Conservative Christians glom onto Carson like a bug on a light.  And that's fascinating to me as I knew Christian conservatives back 40 years ago who thought that Adventism was a miserable cult and of the devil and Adventists weren't going to go to heaven!

But times have changed.  Boy have the changed.  When the fundys and the Catholics get together to promote each other's agendas, that's a whole new world.  So, good old Christian, Ben, says he relies on God.  In fact, God "directs" their lives.  "We recognize that we are instruments in the hand of God.  He is the one who really orchestrates all of this."  And fundamentalists of all stripes clap their hands and praise the Lord!

It is hard for me to think of a more elitist, prideful, bunch of BS; to think that of all the possible candidates in the world for the presidency of the United States, the god of the universe has selected this somewhat ignorant and foolish medical doctor for the job.

Chew on that for awhile.


Here's a few final tidbits that help define Dr.
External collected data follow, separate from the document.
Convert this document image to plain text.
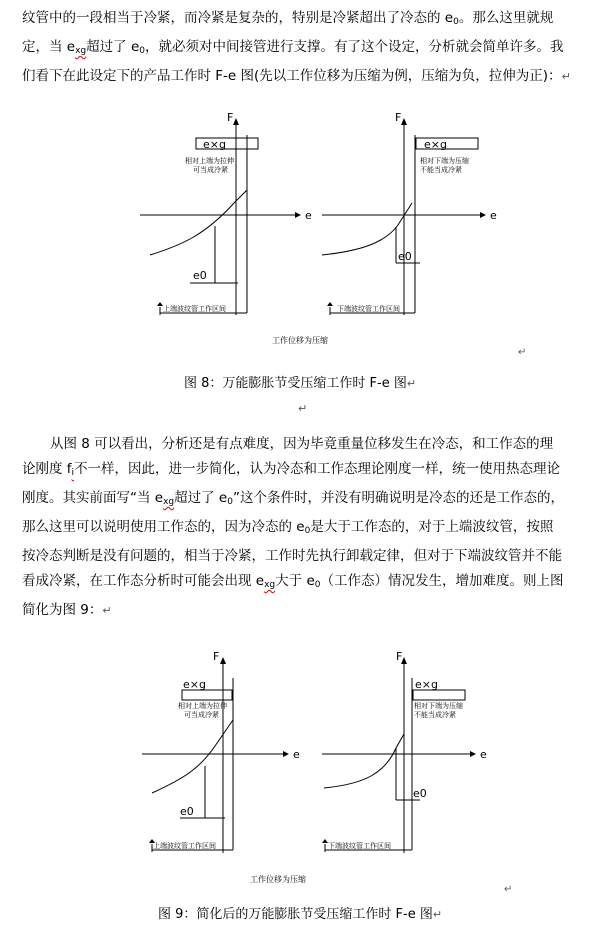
纹管中的一段相当于冷紧，而冷紧是复杂的，特别是冷紧超出了冷态的 $e_0$。那么这里就规
定，当 $e_{xg}$超过了 $e_0$，就必须对中间接管进行支撑。有了这个设定，分析就会简单许多。我
们看下在此设定下的产品工作时 F-e 图(先以工作位移为压缩为例，压缩为负，拉伸为正)：↵
F
e
e×g
e0
相对上端为拉伸
可当成冷紧
上端波纹管工作区间
F
e
e×g
e0
相对下端为压缩
不能当成冷紧
下端波纹管工作区间
工作位移为压缩
↵
图 8：万能膨胀节受压缩工作时 F-e 图↵
↵
从图 8 可以看出，分析还是有点难度，因为毕竟重量位移发生在冷态，和工作态的理
论刚度 $f_i$不一样，因此，进一步简化，认为冷态和工作态理论刚度一样，统一使用热态理论
刚度。其实前面写“当 $e_{xg}$超过了 $e_0$”这个条件时，并没有明确说明是冷态的还是工作态的，
那么这里可以说明使用工作态的，因为冷态的 $e_0$是大于工作态的，对于上端波纹管，按照
按冷态判断是没有问题的，相当于冷紧，工作时先执行卸载定律，但对于下端波纹管并不能
看成冷紧，在工作态分析时可能会出现 $e_{xg}$大于 $e_0$（工作态）情况发生，增加难度。则上图
简化为图 9：↵
F
e
e×g
e0
相对上端为拉伸
可当成冷紧
上端波纹管工作区间
F
e
e×g
e0
相对下端为压缩
不能当成冷紧
下端波纹管工作区间
工作位移为压缩
↵
图 9：简化后的万能膨胀节受压缩工作时 F-e 图↵
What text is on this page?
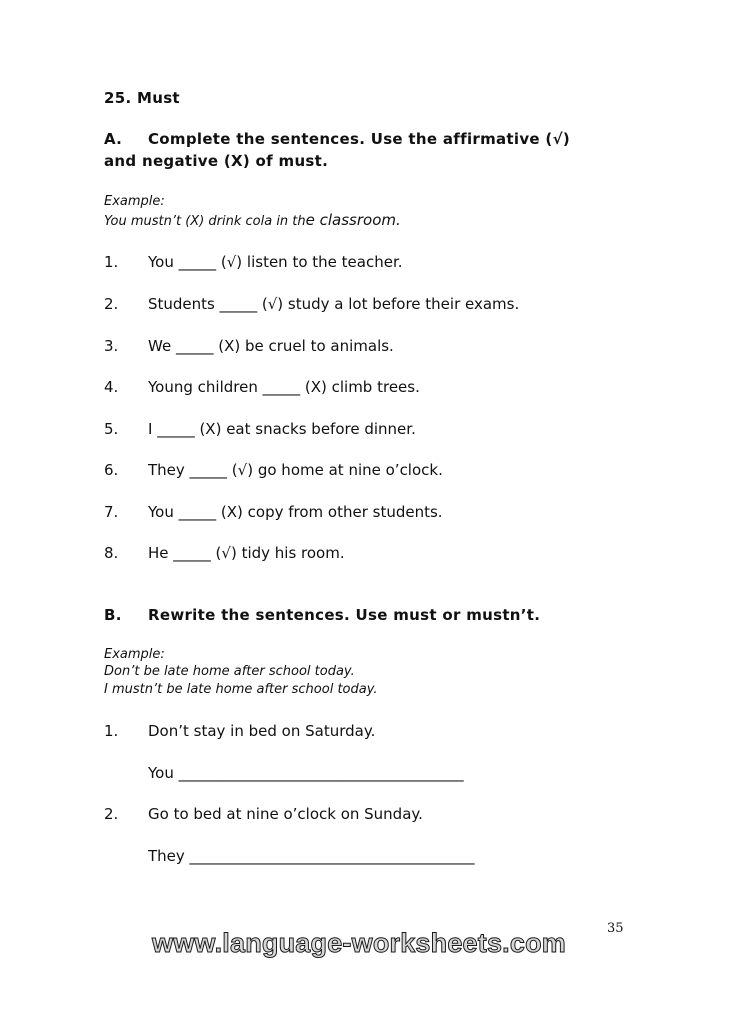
25. Must
A. Complete the sentences. Use the affirmative (√)
and negative (X) of must.
Example:
You mustn’t (X) drink cola in the classroom.
1. You _____ (√) listen to the teacher.
2. Students _____ (√) study a lot before their exams.
3. We _____ (X) be cruel to animals.
4. Young children _____ (X) climb trees.
5. I _____ (X) eat snacks before dinner.
6. They _____ (√) go home at nine o’clock.
7. You _____ (X) copy from other students.
8. He _____ (√) tidy his room.
B. Rewrite the sentences. Use must or mustn’t.
Example:
Don’t be late home after school today.
I mustn’t be late home after school today.
1. Don’t stay in bed on Saturday.
You ______________________________________
2. Go to bed at nine o’clock on Sunday.
They ______________________________________
35
www.language-worksheets.com
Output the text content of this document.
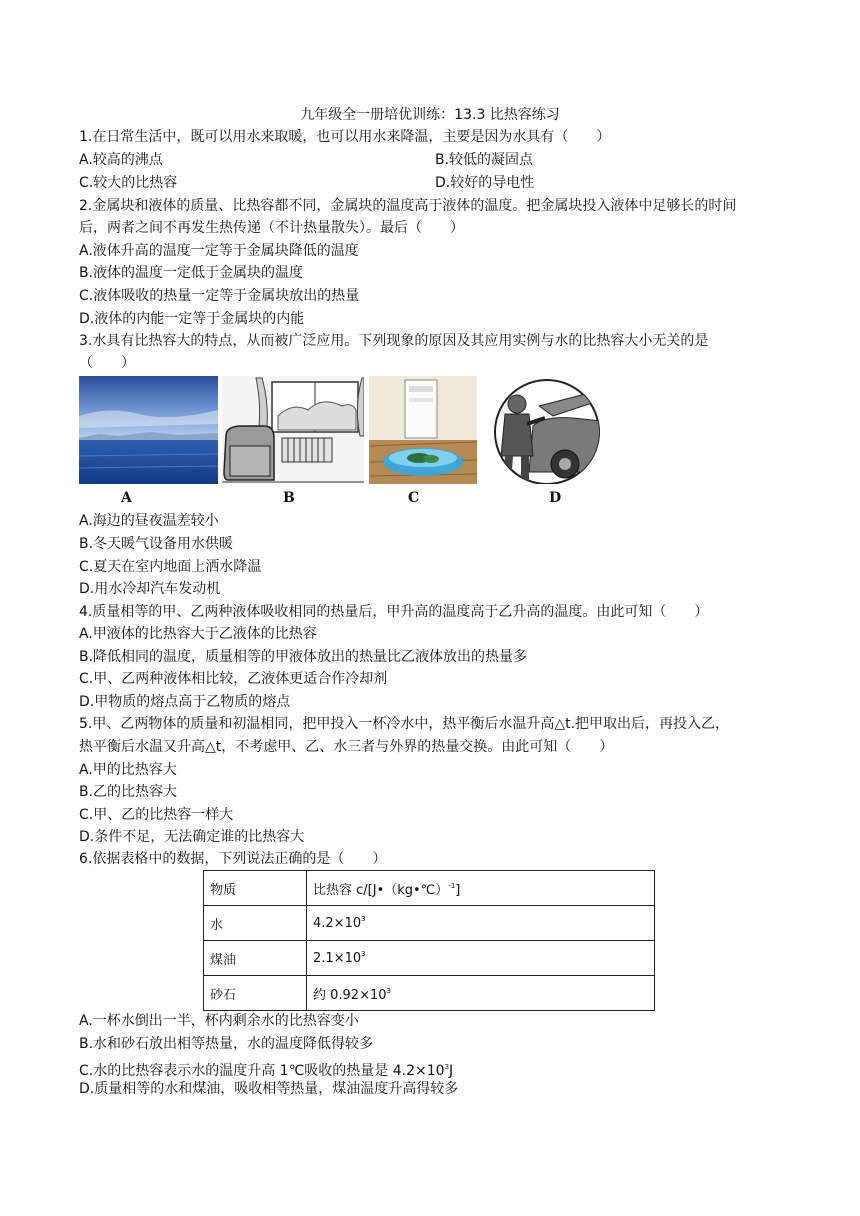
九年级全一册培优训练：13.3 比热容练习
1.在日常生活中，既可以用水来取暖，也可以用水来降温，主要是因为水具有（　　）
A.较高的沸点	B.较低的凝固点
C.较大的比热容	D.较好的导电性
2.金属块和液体的质量、比热容都不同，金属块的温度高于液体的温度。把金属块投入液体中足够长的时间
后，两者之间不再发生热传递（不计热量散失）。最后（　　）
A.液体升高的温度一定等于金属块降低的温度
B.液体的温度一定低于金属块的温度
C.液体吸收的热量一定等于金属块放出的热量
D.液体的内能一定等于金属块的内能
3.水具有比热容大的特点，从而被广泛应用。下列现象的原因及其应用实例与水的比热容大小无关的是
（　　）
A	B	C	D
A.海边的昼夜温差较小
B.冬天暖气设备用水供暖
C.夏天在室内地面上洒水降温
D.用水冷却汽车发动机
4.质量相等的甲、乙两种液体吸收相同的热量后，甲升高的温度高于乙升高的温度。由此可知（　　）
A.甲液体的比热容大于乙液体的比热容
B.降低相同的温度，质量相等的甲液体放出的热量比乙液体放出的热量多
C.甲、乙两种液体相比较，乙液体更适合作冷却剂
D.甲物质的熔点高于乙物质的熔点
5.甲、乙两物体的质量和初温相同，把甲投入一杯冷水中，热平衡后水温升高△t.把甲取出后，再投入乙，
热平衡后水温又升高△t，不考虑甲、乙、水三者与外界的热量交换。由此可知（　　）
A.甲的比热容大
B.乙的比热容大
C.甲、乙的比热容一样大
D.条件不足，无法确定谁的比热容大
6.依据表格中的数据，下列说法正确的是（　　）
物质	比热容 c/[J•（kg•℃）$^{-1}$]
水	$4.2\times 10^3$
煤油	$2.1\times 10^3$
砂石	约 $0.92\times 10^3$
A.一杯水倒出一半，杯内剩余水的比热容变小
B.水和砂石放出相等热量，水的温度降低得较多
C.水的比热容表示水的温度升高 1℃吸收的热量是 $4.2\times 10^3J$
D.质量相等的水和煤油，吸收相等热量，煤油温度升高得较多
Carson.

1.  He believes the U.S of A. is a Judeo-Christian nation.  It says so on our coinage!
2.  Our debt is the big issue.  It's out-of-control.
3.  We should have a flat-tax; lower corporate tax rates, and create health savings accounts for everyone.
4.  President Obama is much like Vladimir Putin in that he just keeps doing whatever he wants to do because nobody's resisting him.  [This I thought especially funny and really stupid for the Congress of the United States has fought Obama tooth and nail for six years.  The Republicans in Congress have been very open about the fact they care nothing about doing their job, only about bringing Obama down.  How's that for resistance, Mr. Carson?]
5.  The president is doing unconstitutional things and Congress needs to get a "spine."
6.  Carson is praying to his god that he "show his power in a mighty way."  "We most definitely need a spiritual awakening.  Look at the direction we are going in.  Absolute absurdity."


There is indeed "absolute absurdity."  It is what best defines Dr. Benjamin Carson!

Finally, I would hope that the people of the United States remember what happened the last time they elected someone who said he talked to a mythical male in the sky and that mythical male wanted him to be president.

Of course, the mythical male was wrong.  It took the Supreme Court to hand old Bush the White House which he took of course, as a nod from God.



1 comment:

William Kendall said...

Wow. The guy's mind- or what passes for a mind- is completely off the map.